TİGRİS HABER - FOX TV’den istifasıyla gündemden düşmeyen gazeteci Fatih Portakal, YouTube kanalında konuyla ilgili bir video yayınlayarak, istifasına ilişkin gündeme gelen iddiaları yanıtladı.
‘Tükenmişlik sendromu’ yaşadığına ilişkin iddiaları reddeden Fatih Portakal, durumunu ‘doygunluğa ulaşmak’ olarak tanımladı ve rakipsizlik nedeniyle sıkıntı yaşadığını dile getirdi.
Fatih Portakal, kendisiyle ilgili iddialara yanıt verdiği videonun ardından ikinci bir video ile neden istifa kararı aldığına ilişkin açıklamada bulunacağını söyledi.
‘Tepeden inme’ yorumlarına tepki gösteren Portakal, “Herkes senaryo üretmekte serbest fakat bazı cümleler var ki beni gerçekten yaraladı. Ben buraya, bu noktaya tepeden inme gelmedim” dedi.
‘Muhabir olarak Kanal D'de başladım’
Portakal, kariyerine nasıl ulaştığına ilişkin şunları dile getirdi: “Ardımda 25 yıllık bir geçmişten söz ediyorum. Evet, ben her yerde anlattım: Ekim 1996'da Ufuk Güldemir sayesinde bu işe başladım. İşletme mezunuydum, okullu da alaylı da değildim. Ufuk abi, 'Sen başlayacaksan İzmir'de başla' dedi. 10 yıl kadar İzmir'de kaldım. Bir ay işsiz kaldım. Ağustos 2006'da İstanbul'a geldim. Mehmet Ali Birand ve Ayşenur Aslan çağırmışlardı. Muhabir olarak Kanal D'de başladım.”

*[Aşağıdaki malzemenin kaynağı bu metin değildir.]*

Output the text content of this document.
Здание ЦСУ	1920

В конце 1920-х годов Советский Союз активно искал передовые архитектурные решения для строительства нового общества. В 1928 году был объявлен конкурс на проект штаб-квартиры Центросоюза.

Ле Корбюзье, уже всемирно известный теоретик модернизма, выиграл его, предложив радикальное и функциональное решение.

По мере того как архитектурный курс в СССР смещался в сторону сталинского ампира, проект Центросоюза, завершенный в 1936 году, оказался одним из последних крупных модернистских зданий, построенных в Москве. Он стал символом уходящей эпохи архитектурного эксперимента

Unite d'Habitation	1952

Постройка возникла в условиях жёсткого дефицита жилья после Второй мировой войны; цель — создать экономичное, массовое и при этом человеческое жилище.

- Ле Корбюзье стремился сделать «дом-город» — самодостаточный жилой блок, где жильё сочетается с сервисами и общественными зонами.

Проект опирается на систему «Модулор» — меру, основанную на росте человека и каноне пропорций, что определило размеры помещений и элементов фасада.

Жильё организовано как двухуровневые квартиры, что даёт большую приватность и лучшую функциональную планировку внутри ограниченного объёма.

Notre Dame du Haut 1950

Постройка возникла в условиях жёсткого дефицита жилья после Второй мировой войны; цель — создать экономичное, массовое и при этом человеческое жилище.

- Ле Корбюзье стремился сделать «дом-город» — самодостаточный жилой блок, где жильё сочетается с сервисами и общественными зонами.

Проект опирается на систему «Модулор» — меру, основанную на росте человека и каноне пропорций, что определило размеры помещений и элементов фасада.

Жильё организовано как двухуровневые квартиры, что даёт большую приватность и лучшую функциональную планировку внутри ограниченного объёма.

‘Demek ki o zamanlarda ışığı görmüş’
Mehmet Ali Birand'ın kendisine yönelik olarak, “Bir gün bu koltukları bırakacağız. Seni, bu koltuklara oturabilecek isimler arasında görüyorum” ifadelerini paylaşan Portakal, “Dönüp bakıyorum. Aslında bunu bana söylemesinde hiçbir gerekçe yoktu. Söylemeyebilirdi. Demek ki o zamanlarda ışığı görmüş. 2009 yılında 'Konuşan Türkiye' adında program yaptım Best FM'de. O saat diliminde en çok dinlenen radyo programıydı. 2010'da da FOX'a geçtim. Doğan Şentürk'e mesaj attım. İrfan (Değirmenci) FOX'tan Kanal D'ye gitmişti. 'Ben bunu yapabilirim' dedim. 2010-2013 Çalar Saat'i yaptım ve 2013'te Nazlı'nın evlenip yurt dışına gitmesinden sonra ben ana haber koltuğuna geçtim. Doğan'ın ana haberi sunmaları için kimlerle konuştuğunu biliyordum. Kimlere teklif götürdüğünü de biliyordum. Bana dedi ki: 'Sen, ana haber sunmak ister misin?' Ben de dedim ki: 'Sunmak istiyorum.' Başka hiçbir şey konuşmadık” ifadelerini kullandı.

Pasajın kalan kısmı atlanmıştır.